How can I add a byte order mark to a StringBuilder?
(I have to pass a string to another method which will save it as a file, but I can't modify that method).
I tried this:
var sb = new StringBuilder();
sb.Append('\xEF');
sb.Append('\xBB');
sb.Append('\xBF');
But when I view it with hex editor, it adds the following sequence:
C3 AF C2 BB C2 BF
The string is huge, so it would be good to do it without back and forth converting to byte array.
Edit:
Clarification after questions in comments. I have to pass the string to another method which takes a string and creates a file of it on Azure Blob Storage. I can't modify the other method.
Two options:
- Don't include the byte order mark in your text at all... instead use an encoding which will automatically include it
Include it as a character in your StringBuilder
:
sb.Append('\uFEFF'); // U+FEFF is the byte-order mark character
Personally I'd go for the first approach normally, but the "I can't modify that method" suggests it may not be an option in your case.
Byte-order marks are to inform readers of a file that the file is of a particular encoding. As such, you should only need the byte-order marks (BOM) in the actual file. If you want to include BOM in a text file you're writing, simply use StreamWriter
to write to the file.
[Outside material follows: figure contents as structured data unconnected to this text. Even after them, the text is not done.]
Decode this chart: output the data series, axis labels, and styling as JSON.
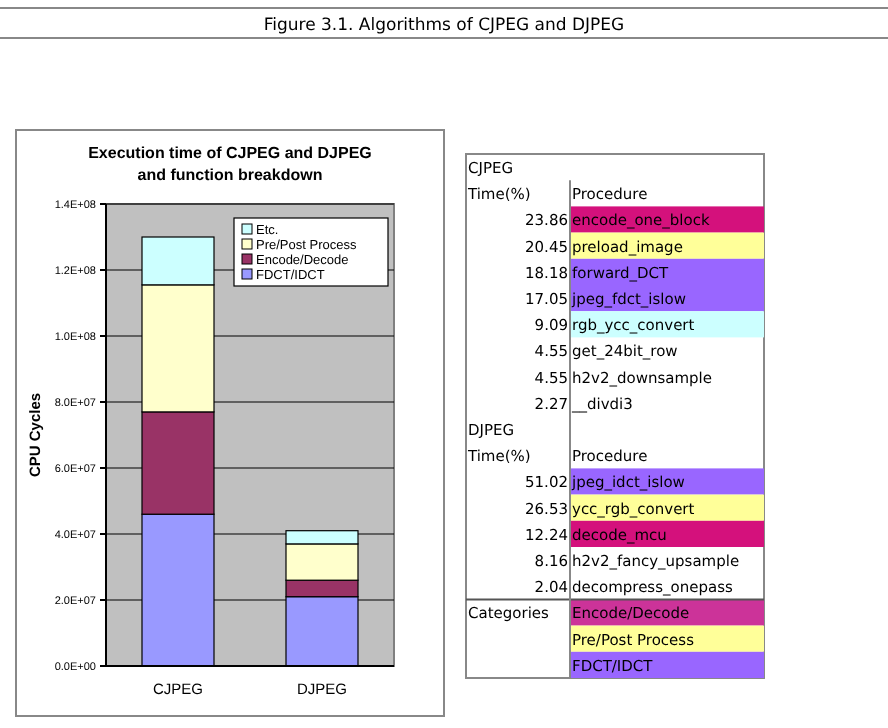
{
  "chart_data": [
    {
      "type": "bar",
      "title": "Execution time of CJPEG and DJPEG\nand function breakdown",
      "ylabel": "CPU Cycles",
      "annotations": [
        "Figure 3.1. Algorithms of CJPEG and DJPEG"
      ],
      "categories": [
        "CJPEG",
        "DJPEG"
      ],
      "stacked": true,
      "grid": "y",
      "legend": "top right",
      "ylim": [
        0,
        140000000
      ],
      "yticks": [
        {
          "value": 0,
          "label": "0.0E+00"
        },
        {
          "value": 20000000,
          "label": "2.0E+07"
        },
        {
          "value": 40000000,
          "label": "4.0E+07"
        },
        {
          "value": 60000000,
          "label": "6.0E+07"
        },
        {
          "value": 80000000,
          "label": "8.0E+07"
        },
        {
          "value": 100000000,
          "label": "1.0E+08"
        },
        {
          "value": 120000000,
          "label": "1.2E+08"
        },
        {
          "value": 140000000,
          "label": "1.4E+08"
        }
      ],
      "series": [
        {
          "name": "FDCT/IDCT",
          "color": "#9999ff",
          "values": [
            46000000,
            21000000
          ]
        },
        {
          "name": "Encode/Decode",
          "color": "#993366",
          "values": [
            31000000,
            5000000
          ]
        },
        {
          "name": "Pre/Post Process",
          "color": "#ffffcc",
          "values": [
            38500000,
            11000000
          ]
        },
        {
          "name": "Etc.",
          "color": "#ccffff",
          "values": [
            14500000,
            4000000
          ]
        }
      ]
    },
    {
      "type": "other",
      "annotations": [
        "CJPEG",
        "Time(%)",
        "Procedure",
        "23.86",
        "encode_one_block",
        "20.45",
        "preload_image",
        "18.18",
        "forward_DCT",
        "17.05",
        "jpeg_fdct_islow",
        "9.09",
        "rgb_ycc_convert",
        "4.55",
        "get_24bit_row",
        "4.55",
        "h2v2_downsample",
        "2.27",
        "__divdi3",
        "DJPEG",
        "Time(%)",
        "Procedure",
        "51.02",
        "jpeg_idct_islow",
        "26.53",
        "ycc_rgb_convert",
        "12.24",
        "decode_mcu",
        "8.16",
        "h2v2_fancy_upsample",
        "2.04",
        "decompress_onepass",
        "Categories",
        "Encode/Decode",
        "Pre/Post Process",
        "FDCT/IDCT"
      ],
      "colors": [
        null,
        null,
        null,
        null,
        "#d4117c",
        null,
        "#ffff99",
        null,
        "#9966ff",
        null,
        "#9966ff",
        null,
        "#ccffff",
        null,
        null,
        null,
        null,
        null,
        null,
        null,
        null,
        null,
        null,
        "#9966ff",
        null,
        "#ffff99",
        null,
        "#d4117c",
        null,
        null,
        null,
        null,
        null,
        "#cc3399",
        "#ffff99",
        "#9966ff"
      ]
    }
  ]
}
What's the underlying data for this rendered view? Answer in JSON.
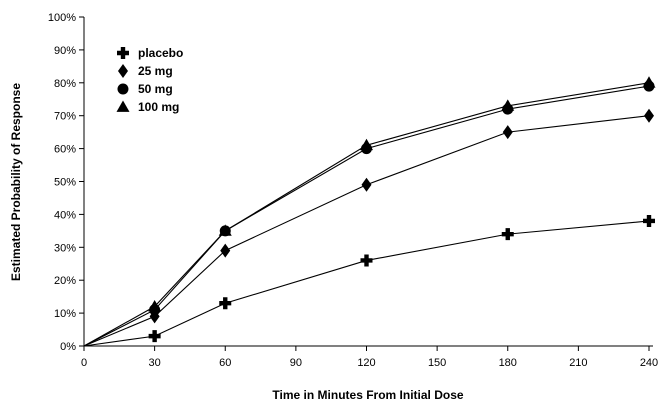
{
  "chart_data": {
    "type": "line",
    "title": "",
    "xlabel": "Time in Minutes From Initial Dose",
    "ylabel": "Estimated Probability of Response",
    "x": [
      0,
      30,
      60,
      120,
      180,
      240
    ],
    "xticks": [
      0,
      30,
      60,
      90,
      120,
      150,
      180,
      210,
      240
    ],
    "yticks": [
      0,
      10,
      20,
      30,
      40,
      50,
      60,
      70,
      80,
      90,
      100
    ],
    "ytick_suffix": "%",
    "xlim": [
      0,
      240
    ],
    "ylim": [
      0,
      100
    ],
    "grid": false,
    "legend_position": "top-left",
    "series": [
      {
        "name": "placebo",
        "marker": "plus",
        "values": [
          0,
          3,
          13,
          26,
          34,
          38
        ]
      },
      {
        "name": "25 mg",
        "marker": "diamond",
        "values": [
          0,
          9,
          29,
          49,
          65,
          70
        ]
      },
      {
        "name": "50 mg",
        "marker": "circle",
        "values": [
          0,
          11,
          35,
          60,
          72,
          79
        ]
      },
      {
        "name": "100 mg",
        "marker": "triangle",
        "values": [
          0,
          12,
          35,
          61,
          73,
          80
        ]
      }
    ],
    "line_color": "#000000"
  }
}
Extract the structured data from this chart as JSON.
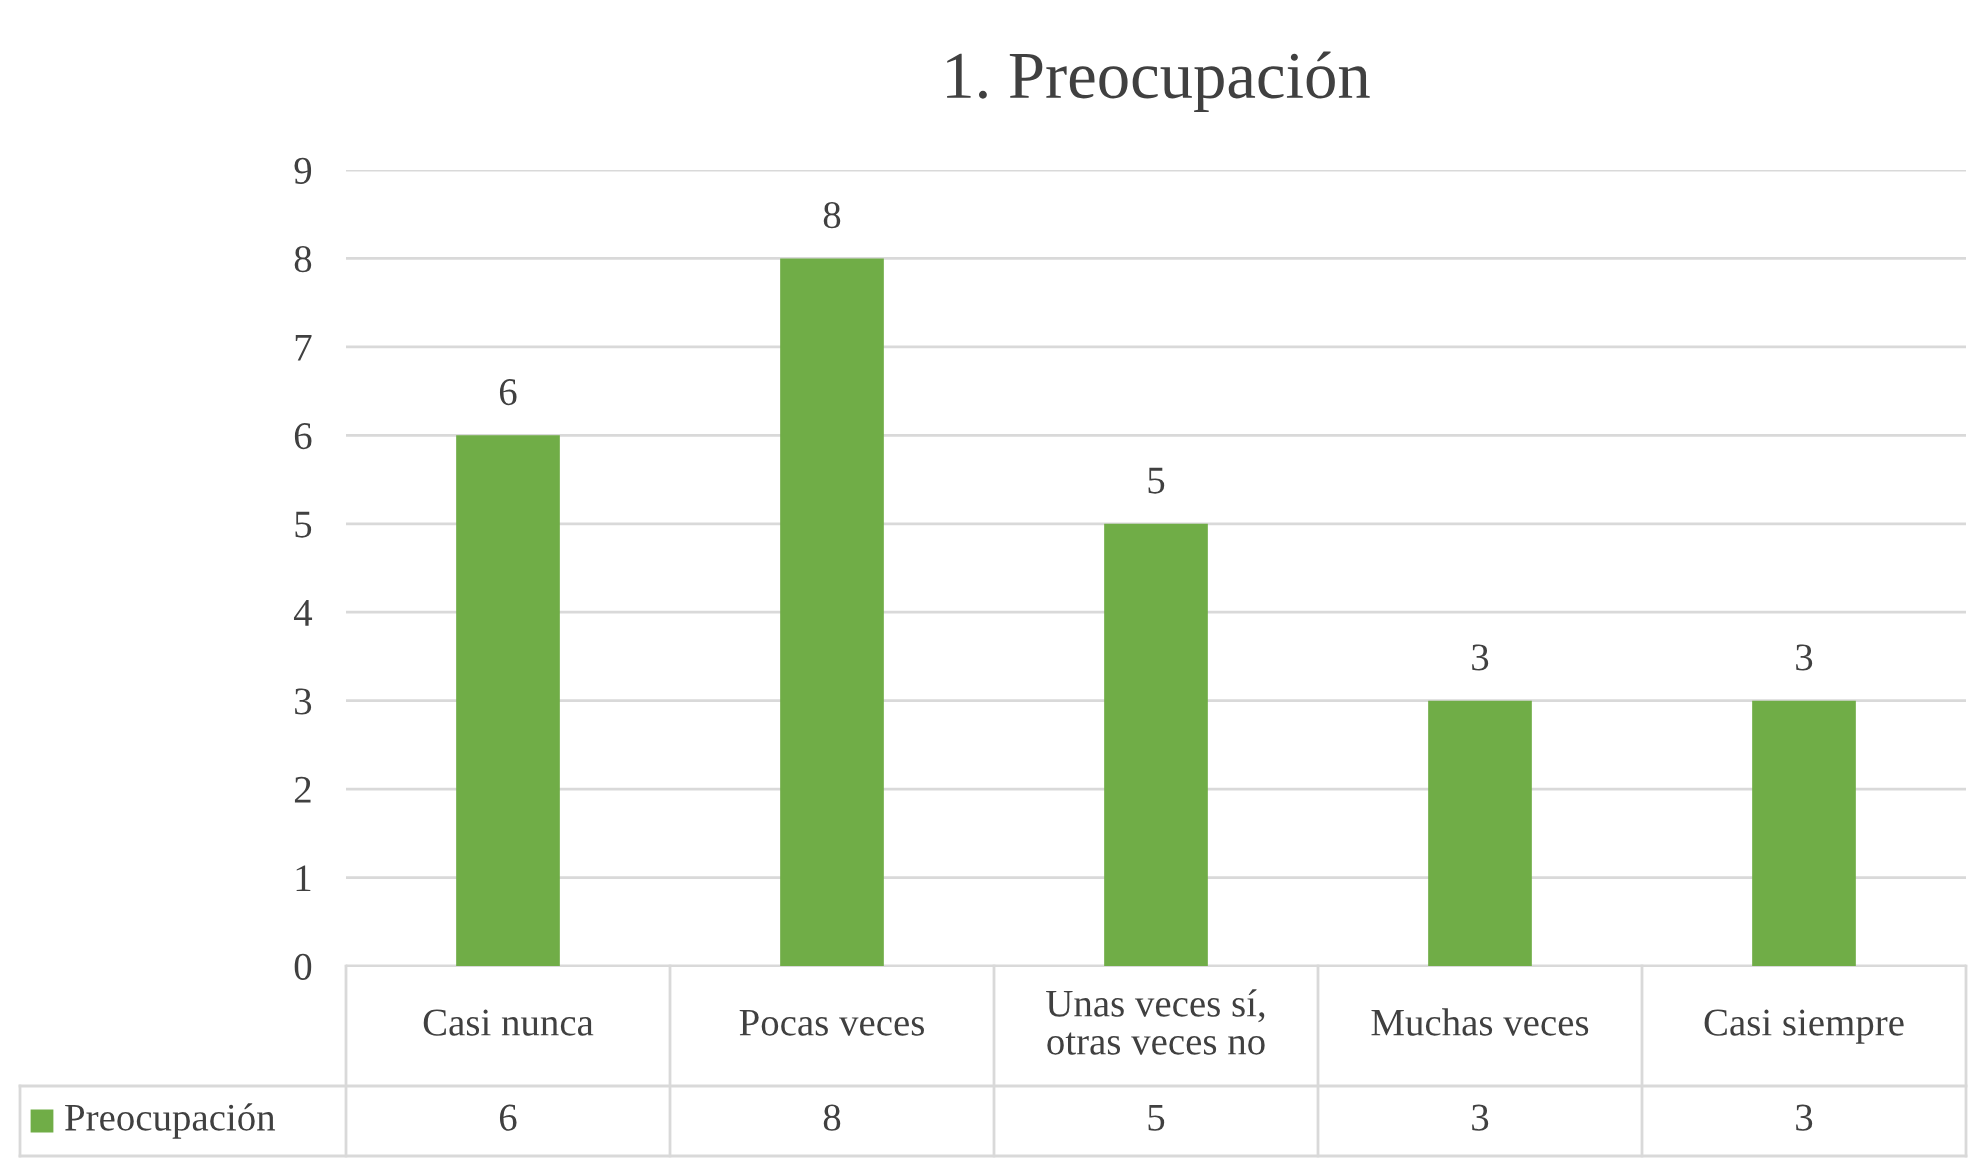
{
  "chart_data": {
    "type": "bar",
    "title": "1. Preocupación",
    "categories": [
      "Casi nunca",
      "Pocas veces",
      "Unas veces sí,\notras veces no",
      "Muchas veces",
      "Casi siempre"
    ],
    "series": [
      {
        "name": "Preocupación",
        "color": "#70ad47",
        "values": [
          6,
          8,
          5,
          3,
          3
        ],
        "value_labels": [
          "6",
          "8",
          "5",
          "3",
          "3"
        ]
      }
    ],
    "ylim": [
      0,
      9
    ],
    "yticks": [
      0,
      1,
      2,
      3,
      4,
      5,
      6,
      7,
      8,
      9
    ],
    "grid": "y",
    "legend": "bottom left",
    "annotations": [
      "6",
      "8",
      "5",
      "3",
      "3"
    ]
  }
}
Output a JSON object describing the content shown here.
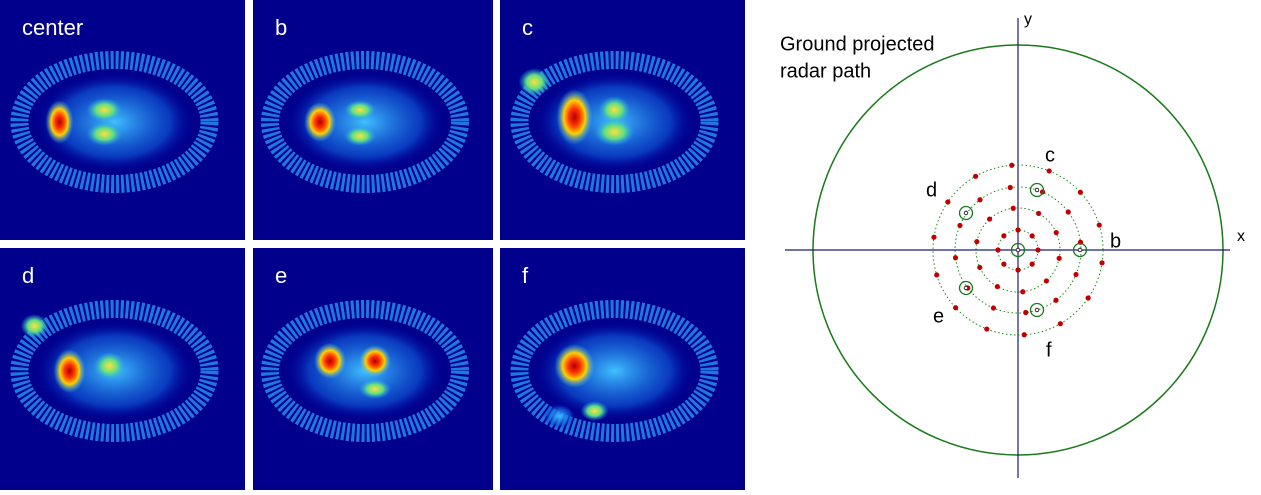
{
  "panels": [
    "center",
    "b",
    "c",
    "d",
    "e",
    "f"
  ],
  "diagram": {
    "title_lines": [
      "Ground projected",
      "radar path"
    ],
    "x_axis": "x",
    "y_axis": "y",
    "points": [
      "c",
      "b",
      "d",
      "e",
      "f"
    ]
  }
}
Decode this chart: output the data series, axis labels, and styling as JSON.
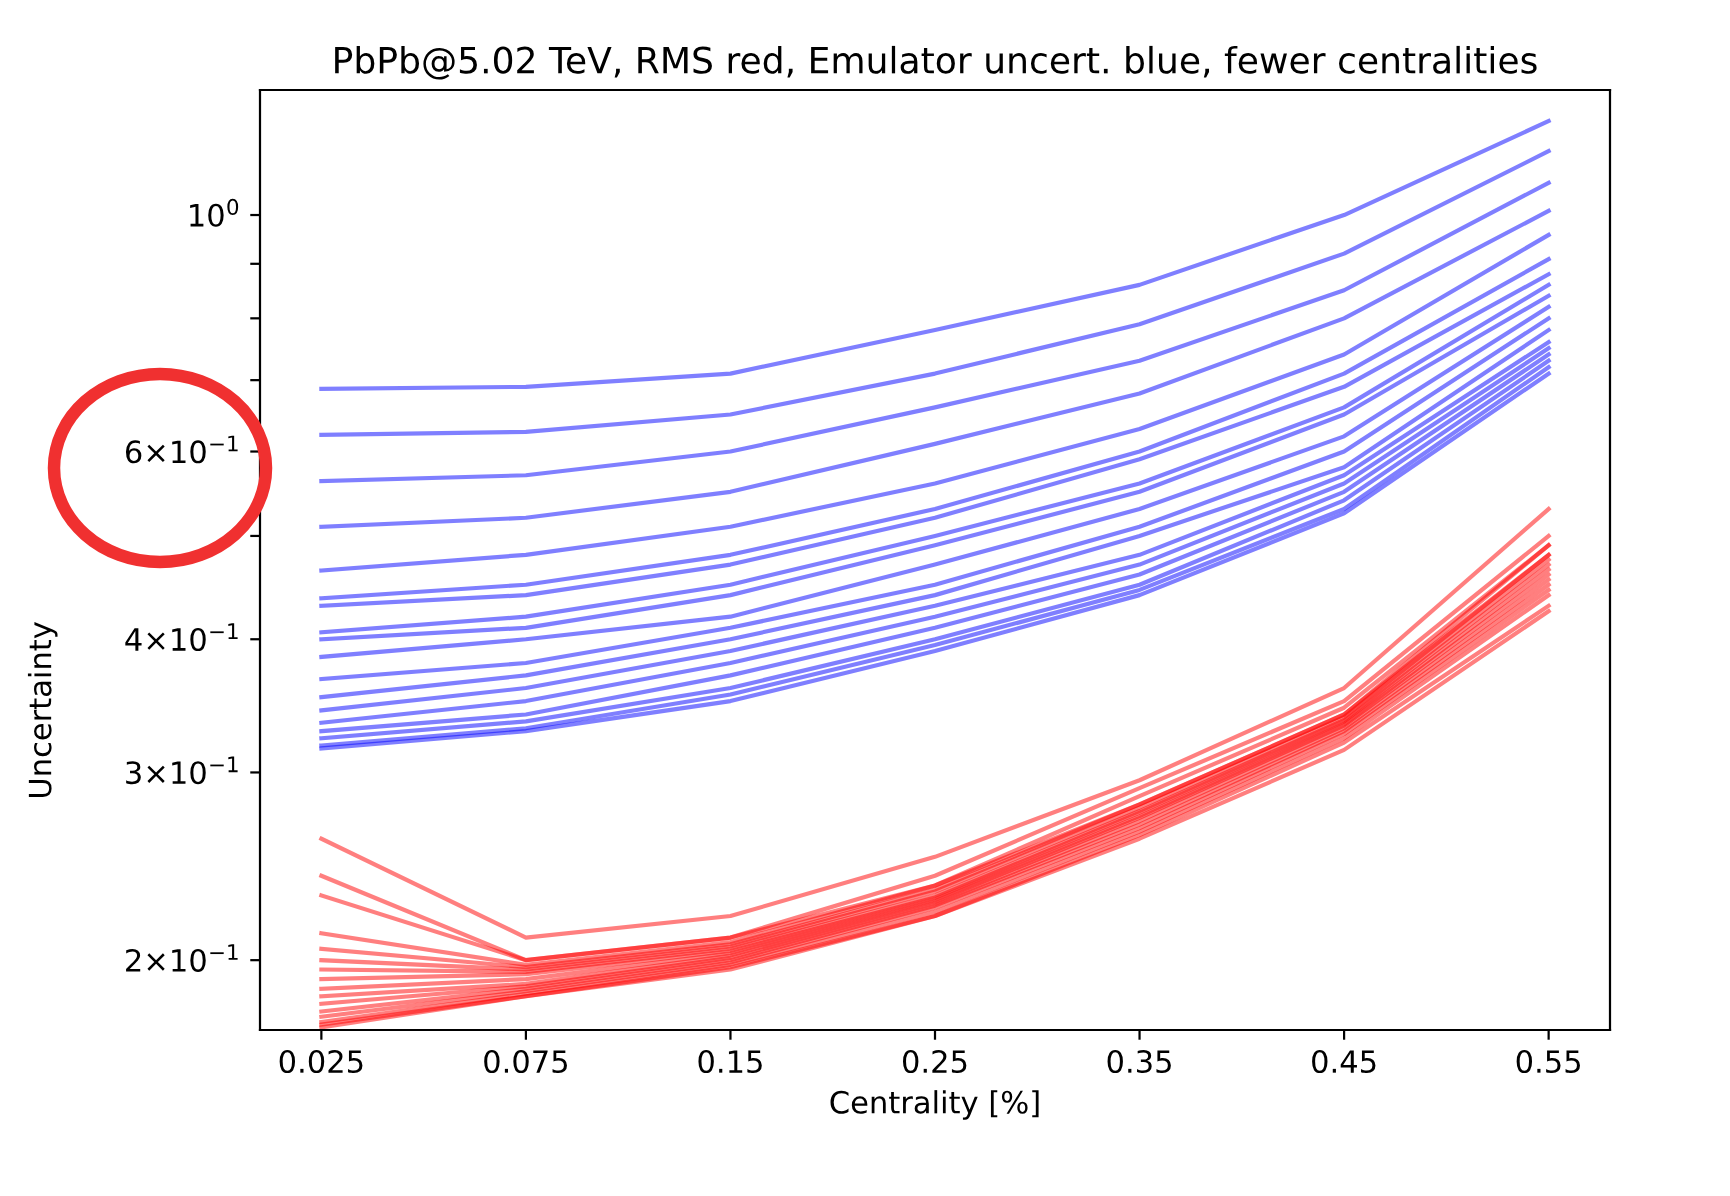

For example:
using(var writer = new StreamWriter(stream, System.Text.Encoding.UTF8))
{
writer.Write(sb.ToString);
}
If you don't want BOM with UTF-8:
using(var writer = new StreamWriter(stream))
{
writer.Write(sb.ToString());
}
Or if you want different BOM:
using(var writer = new StreamWriter(stream, System.Text.Encoding.UTF16))
{
writer.Write(sb.ToString);
}
Update:
If you wanted to be coupled from the implementation detail of a BOM or a BOM of a particular encoding (i.e. could change at runtime or after deployment) but still wanted to pass a BOM-marked string, you could do something like this (assumes .NET 4.5):
var stream = new MemoryStream();
var encoding = Encoding.UTF8; // TODO: configurize this, if necessary
using(var writer = new StreamWriter(stream, encoding, 1024, true))
{
writer.Write(sb.ToString());
}
CantModifyButMustUseThis(encoding.GetString(stream.ToArray());
IIRC (and not certain that I do), BOM gets added when you convert to byte using one of the relevant Unicode Encoders. I believe some of those's constructors take a bool that control if to add BOM.